Quick Hit – May 5, 2015

While the world watched for royal baby news, beltway insiders continued to track the FY16 Budget process. Finally, a Budget deal has been agreed — but primarily agreed by Republicans. The House passed the measure last week, largely along party lines (226-197) .

FY16 Budget Resolution?

The Senate passed the measure tonight (51-48). This is not a bi-partisan piece of legislative craftsmanship. It is a political document that loosely outlines how government functions will be funded. Using the Overseas Contingency Operations (OCO) account to circumvent the previously approved Budget Control Act (BCA) Caps on defense spending has not set well with conservative Republicans nor the majority of Democrats. Additionally, Republican leadership hopes to use the Budget Resolution as a means of justifying repeal of the Affordable Care Act. The charged nature of the debate will continue to spill over as the legislative process unfolds through the year. See what was passed as S Res 11 here!

FY16 Defense Bills

The House Armed Services Committee (HASC) completed its full committee mark last week. It will go to the floor of the House the week of 10 May. See the text of HR 1735 here! As anticipated and as previously reported, the committee followed the outlines of the aforementioned Budget Resolution. The bill includes $515B for Defense and $89B for Overseas Contingency Operations. The amount in OCO above the President’s Request ($48B) will remain a sticking point throughout the remainder of the authorizations and appropriations process. Why? Because the BCA cap is current law, and the amount in OCO is not counted as “on budget.” Further, there is no such work around for non-defense domestic programs.

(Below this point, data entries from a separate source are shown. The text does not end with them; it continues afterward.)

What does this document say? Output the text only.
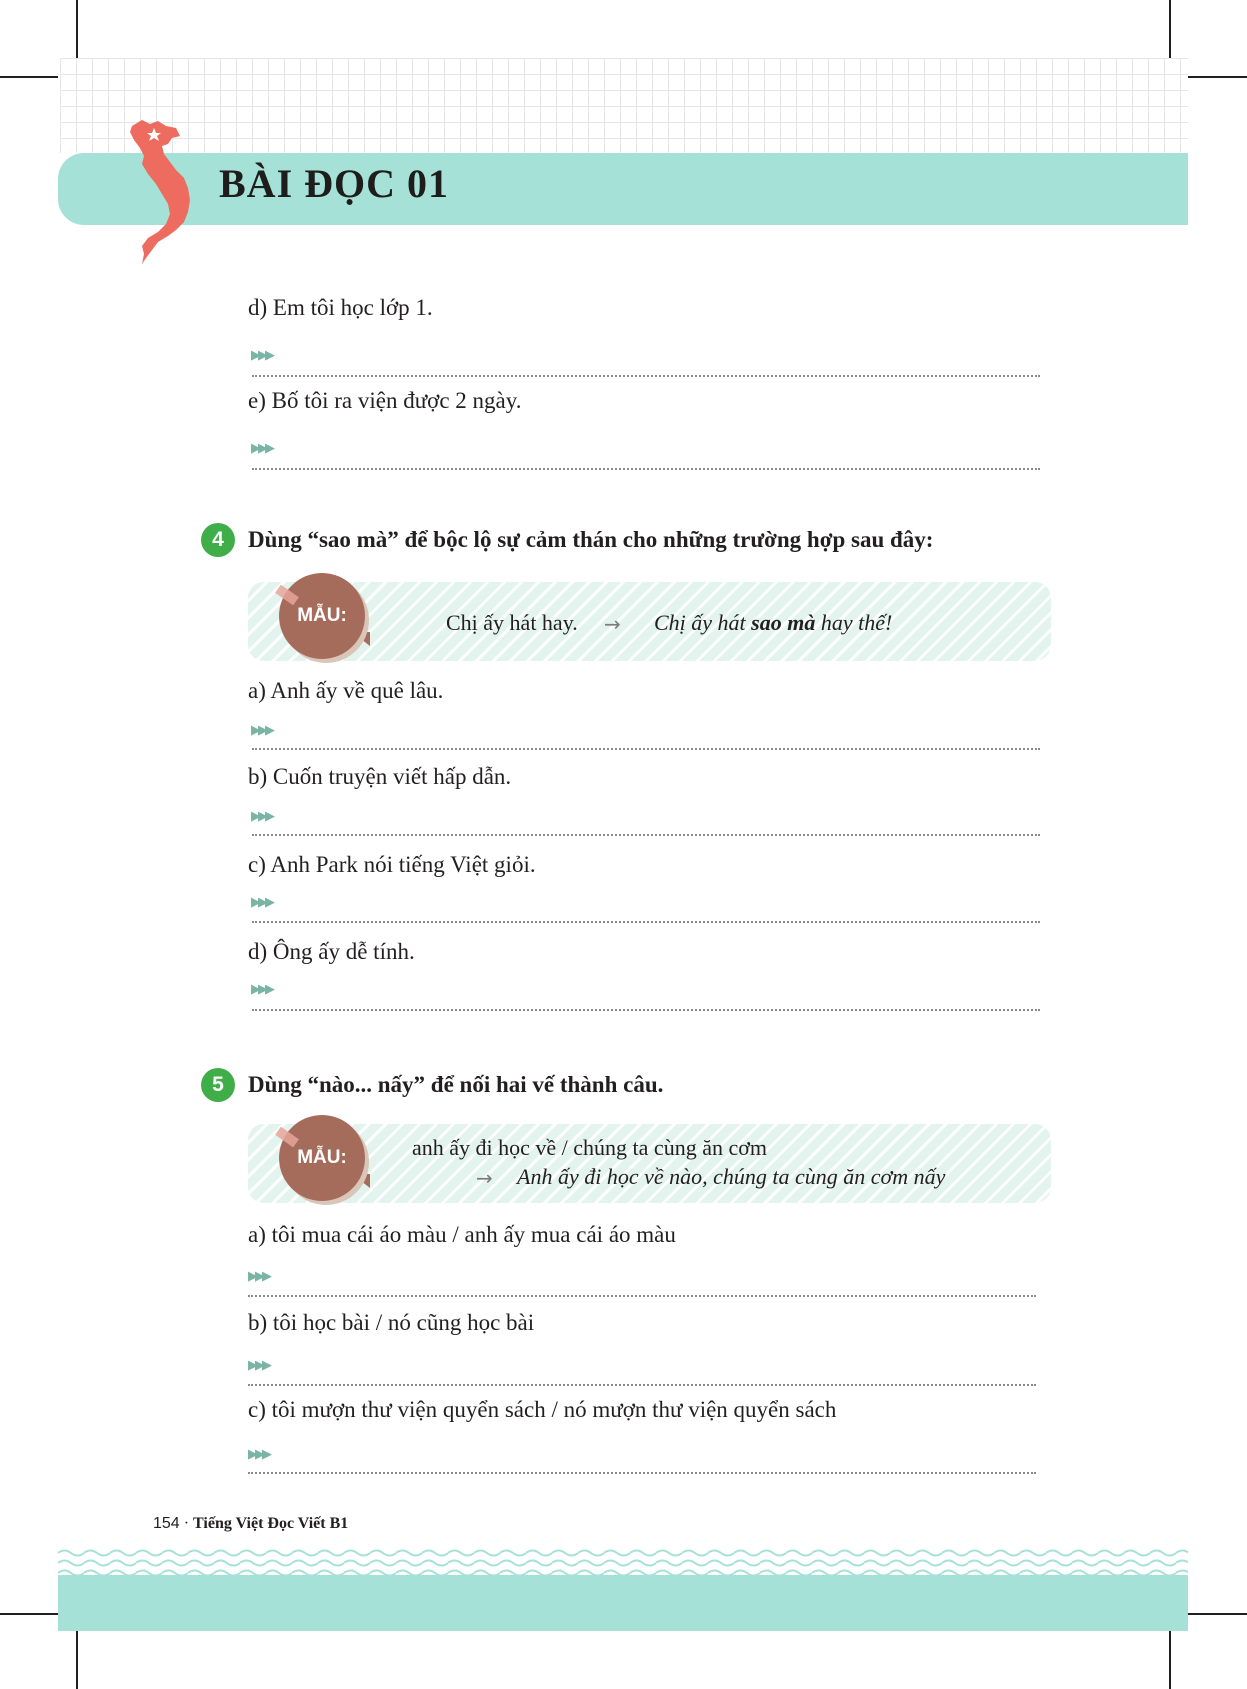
BÀI ĐỌC 01
d) Em tôi học lớp 1.
▶▶▶
e) Bố tôi ra viện được 2 ngày.
▶▶▶
4	Dùng “sao mà” để bộc lộ sự cảm thán cho những trường hợp sau đây:
MẪU:	Chị ấy hát hay. → Chị ấy hát sao mà hay thế!
a) Anh ấy về quê lâu.
▶▶▶
b) Cuốn truyện viết hấp dẫn.
▶▶▶
c) Anh Park nói tiếng Việt giỏi.
▶▶▶
d) Ông ấy dễ tính.
▶▶▶
5	Dùng “nào... nấy” để nối hai vế thành câu.
MẪU:	anh ấy đi học về / chúng ta cùng ăn cơm
→ Anh ấy đi học về nào, chúng ta cùng ăn cơm nấy
a) tôi mua cái áo màu / anh ấy mua cái áo màu
▶▶▶
b) tôi học bài / nó cũng học bài
▶▶▶
c) tôi mượn thư viện quyển sách / nó mượn thư viện quyển sách
▶▶▶
154 · Tiếng Việt Đọc Viết B1
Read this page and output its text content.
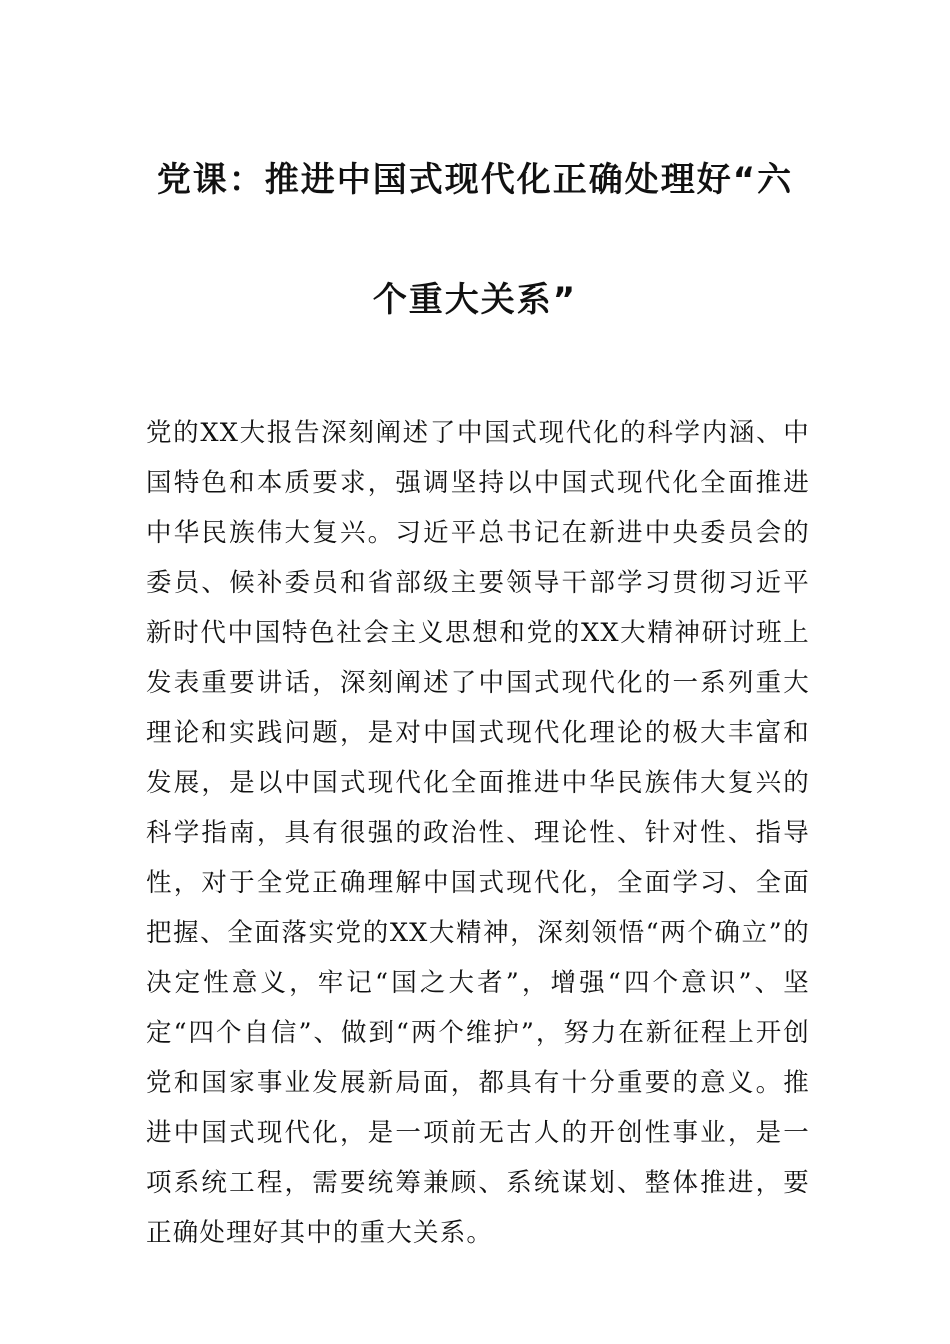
党课：推进中国式现代化正确处理好“六
个重大关系”

党的XX大报告深刻阐述了中国式现代化的科学内涵、中国特色和本质要求，强调坚持以中国式现代化全面推进中华民族伟大复兴。习近平总书记在新进中央委员会的委员、候补委员和省部级主要领导干部学习贯彻习近平新时代中国特色社会主义思想和党的XX大精神研讨班上发表重要讲话，深刻阐述了中国式现代化的一系列重大理论和实践问题，是对中国式现代化理论的极大丰富和发展，是以中国式现代化全面推进中华民族伟大复兴的科学指南，具有很强的政治性、理论性、针对性、指导性，对于全党正确理解中国式现代化，全面学习、全面把握、全面落实党的XX大精神，深刻领悟“两个确立”的决定性意义，牢记“国之大者”，增强“四个意识”、坚定“四个自信”、做到“两个维护”，努力在新征程上开创党和国家事业发展新局面，都具有十分重要的意义。推进中国式现代化，是一项前无古人的开创性事业，是一项系统工程，需要统筹兼顾、系统谋划、整体推进，要正确处理好其中的重大关系。
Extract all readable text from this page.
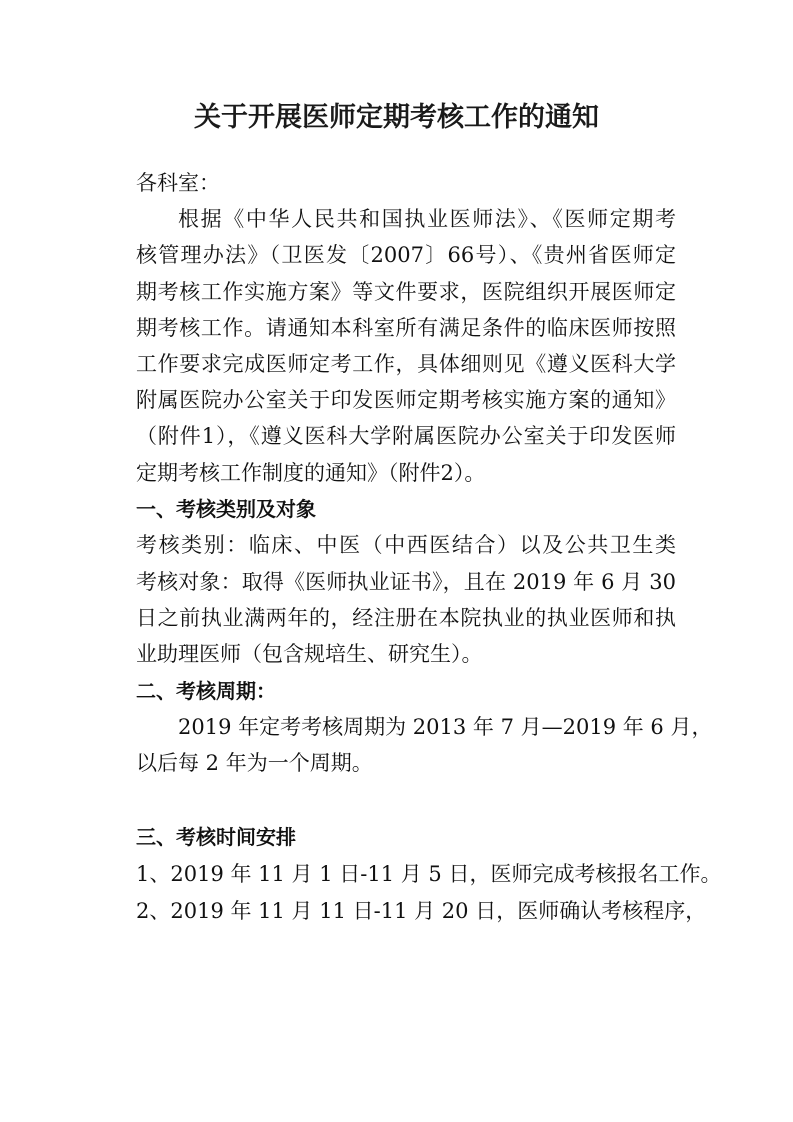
关于开展医师定期考核工作的通知
各科室：
根据《中华人民共和国执业医师法》、《医师定期考
核管理办法》（卫医发〔2007〕66号）、《贵州省医师定
期考核工作实施方案》等文件要求，医院组织开展医师定
期考核工作。请通知本科室所有满足条件的临床医师按照
工作要求完成医师定考工作，具体细则见《遵义医科大学
附属医院办公室关于印发医师定期考核实施方案的通知》
（附件1），《遵义医科大学附属医院办公室关于印发医师
定期考核工作制度的通知》（附件2）。
一、考核类别及对象
考核类别：临床、中医（中西医结合）以及公共卫生类
考核对象：取得《医师执业证书》，且在 2019 年 6 月 30
日之前执业满两年的，经注册在本院执业的执业医师和执
业助理医师（包含规培生、研究生）。
二、考核周期：
2019 年定考考核周期为 2013 年 7 月—2019 年 6 月，
以后每 2 年为一个周期。
三、考核时间安排
1、2019 年 11 月 1 日-11 月 5 日，医师完成考核报名工作。
2、2019 年 11 月 11 日-11 月 20 日，医师确认考核程序，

The Senate Armed Services Committee (SASC) will begin its subcommittee markup process the week of 10 May.

FY16 Appropriations Process

The House Appropriations Chair brought the MILCON/VA Approps bill to the floor last week; the first of 12 appropriations bills that must be passed each year. MILCON/VA went first as a test of the Republican’ s ability to pass bills based on the Budget Resolution outline. House Democrats and House conservative Republicans were able to combine forces and initially disrupt and delay what should have been swift passage. Together they laid down a marker of discontent with the BCA Cap work around. The bill eventually passed (255-163). The difficulty with this “easy” bill foreshadows future challenges as the appropriations process continues to unfold. Mincing no words, Senator Schumer (D-NJ) has declared House appropriations bills “DOA” in the Senate.